Truly excellent stuff. If you like the Apocalypse Engine and you like sci-fi, this game won't let you down. I love the quick yet versatile character creation; departing from the PbtA standard Playbooks to a combination of Career (what you did for most of your life) and Origin (what kind of society you came from). Kind of gives me a Mass Effect vibe, and it allows for a great deal more variety in a cast without feeling like it's artificially restricting anyone's options, so to speak.
Also love that faction creation guidelines are presented, as well as tips for playing different "scales" of universe. Playing in a universe with two distinct factions (Star Wars) is far different than playing in a game with a solid handful (Mass Effect) or a full plethora (Elite: Dangerous, if you wanna get technical), and the book gives you direction as to how. It also makes creating one or two or ten or 20 of these factions as simple as a few rolls of the D6, if you're looking for quick direction.
Most of the staples you expect to see in a sci-fi game, from starship creation and customization to speeder bikes, monetary negotiations to boarding parties, are all covered in the mechanics, and the Debt system makes your relationship with the factions of your galaxy matter whether you're independent or a proud citizen. The information is laid out nice and clean in the bookmark tree, and while the pretty art is kept to a minimum, the sizing and position of the text break up the sections nicely.
For such a simple game, mechanically speaking, I was very pleased by the number of potential options. Want a flying car? How about a walker? From a small, agile shuttle to a luxury starliner, or a heavy fighter to a capital ship, you can potentially have it all. If you fancy planetary engagements, exploration, inter-species diplomacy... That's all well and viable. If ship-to-ship combat is your thing, or smuggling runs past massive blockades, that's perfectly doable as well. Like a true PbtA game, it gives you the basic mechanics for a whole slew of potential gameplay concerns, then lets your table carry it into an adventure worth telling.

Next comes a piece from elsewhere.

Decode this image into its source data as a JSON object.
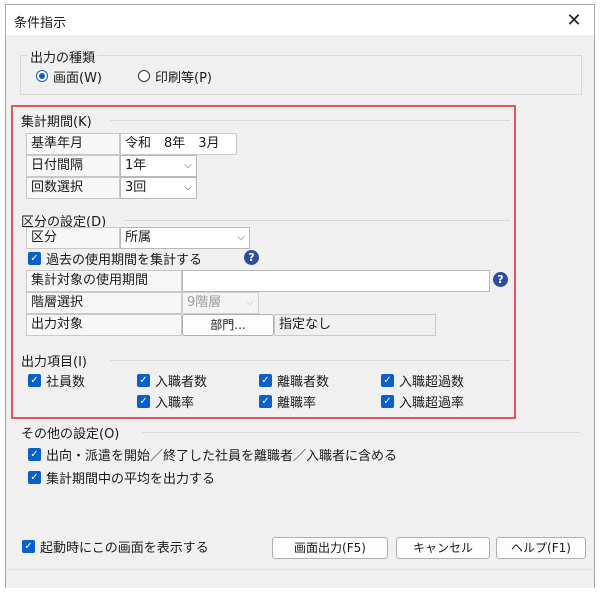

As standard for games Powered by the Apocaplyse... For those not familiar with Apocalypse World or its many offshoots, I do warn that you'll have to do some unlearning. The system expects a lot of narrative "filling in the blanks" and your actions won't always be selected from a list. Combat in particular can take some getting used to if you're coming from one of the many more rigid tabletop RPGs out there. But learning this system and giving it a chance is something I absolutely recommend, because it's extremely enjoyable once you get the hang of it. It's not that it's complex; quite the contrary. It's rather so straightforward that those used to number-crunching may have trouble making sense of it, until one's brain is trained to lead the rules rather than follow them.
For those already familiar with the engine, I reiterate that Uncharted Worlds does a superb job of bringing it to the stars. The solid presentation, the clever adaptations of tried and true Apocalypse Engine conventions, the evolution of certain familiar systems into something unique but no less intuitive, even the graphics for Origins and Careers, it's all just great. I severely doubt you'll be disappointed by this game.